Writing portfolios can be the source much of indecision and angst. The angst is usually due to quality. To cut through the indecision, organize your work and create some definite objectives for yourself.

Getting your materials organized

You need to tailor the organization of your materials to your fields of work. The simplest and by far most productive way to organize your portfolio is to categorize, either by subject, or by market:

  • Subjects: If you specialize in particular subjects, organize by topics within the subject. Create separate files with your materials grouped understandably by topics.
  • Markets: If you write across several markets, use the same system as subjects, but use subtopics as headings for files. It's a lot simpler. Usually, there are more materials in some areas than others, so make sure you can create enough subtopics to avoid wading through hundreds or thousands of files.
  • Important note: Make sure you maintain your portfolio regularly. Don't leave things lying around, because you can lose them completely. File everything the minute you complete it.

Creating your portfolio

You can now extract your portfolio materials with a good chance of finding what you need. This allows you to compare quality, reducing the number of choices, so decisions aren't as difficult. Now, select your best work and create one file for your portfolio. (Important: Make sure you create a backup copy.)

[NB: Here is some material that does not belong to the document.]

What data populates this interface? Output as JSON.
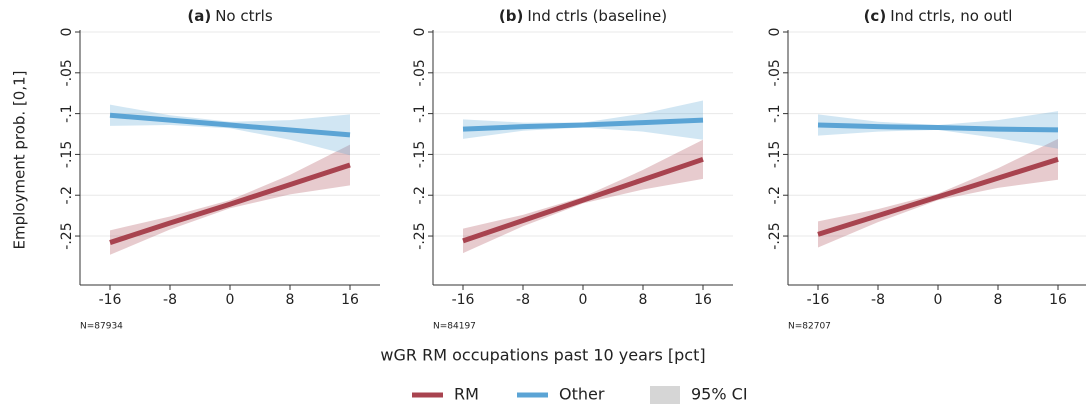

  • Quality: Good work, showing both writing skills and subject handling abilities.
  • Subjects: If you specialize in particular areas, your most successful work in those fields is also your most reliable marketing material.
  • Unique material: Experienced writers usually have a stock of interesting, good quality work.
  • Professional standards material: This is the core career portfolio work, demonstrating your published products.

Targeting your portfolio

Targeting a portfolio of writing materials requires thorough knowledge of  client or employer needs. Like  job applications, your portfolio must show direct relevance to the job. Modify the portfolio to match the client:

  • Research the job in detail: Check every task and every topic in detail.
  • Research editorial style and content: These fundamental factors define the real needs of the client better than any contract.
  • contact the client and make certain you understand the style format: Never guess about these issues, because you don't get second chances with any contract.